How do you solve the equation by completing the square #x^2-14x+33=0#?

1 Answer
Nov 2, 2016

Answer:

#x = 11# or #x = 3#.

Explanation:

The idea of completing the square, otherwise abbreviated as CTS, is not necessarily complex, but it's a bit involved. First, let's remember that a quadratic equation is of the following format:
#ax^2 + bx + c = 0#, where #a, b# and #c# are coefficients of the equation. Coefficient is just a fancy word for numbers attached to the variable (in this case, the variable x). For this equation, we can easily identify our #a, b# and #c# numbers! Just eyeball it.

#a = 1#, since #x^2 = 1 \cdot x^2#.
#b = -14#
#c = 33#

Now that we've got that out of the way, let's consider the following algebraic term: #r = (\frac{b}{2a})^2#. Our goal is now to calculate #r#. I'll explain what this means a bit later on, but if I do so now, you'll get bogged down.

So, #r = (\frac{b}{2a})^2 = (\frac{-14}{2\cdot 1})^2 = (-7)^2 = 49#

Great. But, now what? Well, we add 49 to both sides of the equation! Analyze how I add it in, though.

#(x^2 -14x + 49) + 33 = 49#.

See what I did there?
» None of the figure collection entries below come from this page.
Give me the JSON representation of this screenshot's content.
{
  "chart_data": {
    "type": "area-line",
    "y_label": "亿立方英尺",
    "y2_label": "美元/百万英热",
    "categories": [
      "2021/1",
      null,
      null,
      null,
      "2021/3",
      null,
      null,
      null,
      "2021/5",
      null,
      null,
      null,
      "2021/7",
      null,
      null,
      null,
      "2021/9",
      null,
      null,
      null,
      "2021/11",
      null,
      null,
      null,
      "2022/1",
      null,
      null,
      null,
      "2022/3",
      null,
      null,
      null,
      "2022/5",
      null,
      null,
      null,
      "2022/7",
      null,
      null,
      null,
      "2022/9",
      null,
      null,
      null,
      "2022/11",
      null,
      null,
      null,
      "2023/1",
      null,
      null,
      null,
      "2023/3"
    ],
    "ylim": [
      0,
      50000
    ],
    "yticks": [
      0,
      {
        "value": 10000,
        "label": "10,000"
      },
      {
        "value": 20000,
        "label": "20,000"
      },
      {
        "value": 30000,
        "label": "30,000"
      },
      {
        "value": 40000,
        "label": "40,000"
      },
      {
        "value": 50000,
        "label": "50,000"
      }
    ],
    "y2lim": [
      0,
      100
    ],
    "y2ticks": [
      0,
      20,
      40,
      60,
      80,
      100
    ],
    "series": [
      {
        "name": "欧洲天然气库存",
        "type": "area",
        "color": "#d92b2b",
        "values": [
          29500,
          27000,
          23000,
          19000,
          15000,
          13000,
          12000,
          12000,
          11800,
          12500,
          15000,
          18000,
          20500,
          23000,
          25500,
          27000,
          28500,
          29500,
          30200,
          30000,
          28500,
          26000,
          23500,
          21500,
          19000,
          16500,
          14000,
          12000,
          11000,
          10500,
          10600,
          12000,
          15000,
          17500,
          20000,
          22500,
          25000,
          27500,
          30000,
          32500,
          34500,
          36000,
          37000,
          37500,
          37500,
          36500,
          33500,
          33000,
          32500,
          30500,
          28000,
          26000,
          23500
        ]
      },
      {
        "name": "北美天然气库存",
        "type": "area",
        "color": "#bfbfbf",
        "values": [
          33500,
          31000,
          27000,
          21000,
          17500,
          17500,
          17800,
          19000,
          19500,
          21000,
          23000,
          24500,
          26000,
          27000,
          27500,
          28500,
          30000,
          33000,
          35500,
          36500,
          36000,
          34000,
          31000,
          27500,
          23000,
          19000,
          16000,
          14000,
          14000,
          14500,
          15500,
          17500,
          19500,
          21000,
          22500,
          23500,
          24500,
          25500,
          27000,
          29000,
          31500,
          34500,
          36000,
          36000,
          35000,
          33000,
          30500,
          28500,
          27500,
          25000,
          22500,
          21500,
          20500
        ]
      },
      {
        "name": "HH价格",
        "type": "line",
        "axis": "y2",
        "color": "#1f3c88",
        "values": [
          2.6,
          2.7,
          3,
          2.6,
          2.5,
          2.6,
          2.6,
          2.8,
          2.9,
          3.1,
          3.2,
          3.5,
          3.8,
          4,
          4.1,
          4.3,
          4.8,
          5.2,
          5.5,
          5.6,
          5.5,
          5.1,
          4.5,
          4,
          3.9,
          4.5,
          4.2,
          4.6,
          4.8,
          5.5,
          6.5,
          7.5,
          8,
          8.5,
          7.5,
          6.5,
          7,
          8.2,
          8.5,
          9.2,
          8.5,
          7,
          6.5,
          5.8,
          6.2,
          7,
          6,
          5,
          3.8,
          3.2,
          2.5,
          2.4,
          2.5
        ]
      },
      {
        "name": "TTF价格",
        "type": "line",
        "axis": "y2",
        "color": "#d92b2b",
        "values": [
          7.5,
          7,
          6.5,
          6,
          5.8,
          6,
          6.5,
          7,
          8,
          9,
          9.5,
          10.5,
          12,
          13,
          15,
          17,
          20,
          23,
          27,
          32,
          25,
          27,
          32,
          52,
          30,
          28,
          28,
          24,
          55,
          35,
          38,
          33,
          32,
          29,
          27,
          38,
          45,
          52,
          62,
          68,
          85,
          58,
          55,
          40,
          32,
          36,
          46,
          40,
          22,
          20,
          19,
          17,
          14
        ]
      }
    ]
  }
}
I injected 49 conveniently, right next to -14x. The question you should be asking is, #why?# Well, this is factorable! In fact, it factors into the following:

#(x - 7)^2 + 33 = 49#
Notice how we used the term #\frac{b}{2a} = \frac{-14}{2 \cdot 1} = -7# to find the factored form.

Now, let's subtract 33 from both sides.
#(x - 7)^2 = 16#

Now, this is the easy-peezy-lemon-squeazy part. Take the square root of both sides. In doing so, you'll get rid of the exponential 2 on the left side of your equation and on the right side, you'll take the square root of 16. So,

#\sqrt{(x-7)^2} = \sqrt{16}#
simplifies to
#x - 7 = \pm 4#

Which further simplifies to

#x = 7 \pm 4#.

Your solutions are: #x_{1} = 7+4 = 11# or #x_{2} = 7 - 4 = 3#. That's about it.

Explanation of the #r = (\frac{b}{2a})^2# term:
This comes from the proof of the quadratic formula. In fact, one of the ways in which we prove the quadratic formula is through the CTS methodology.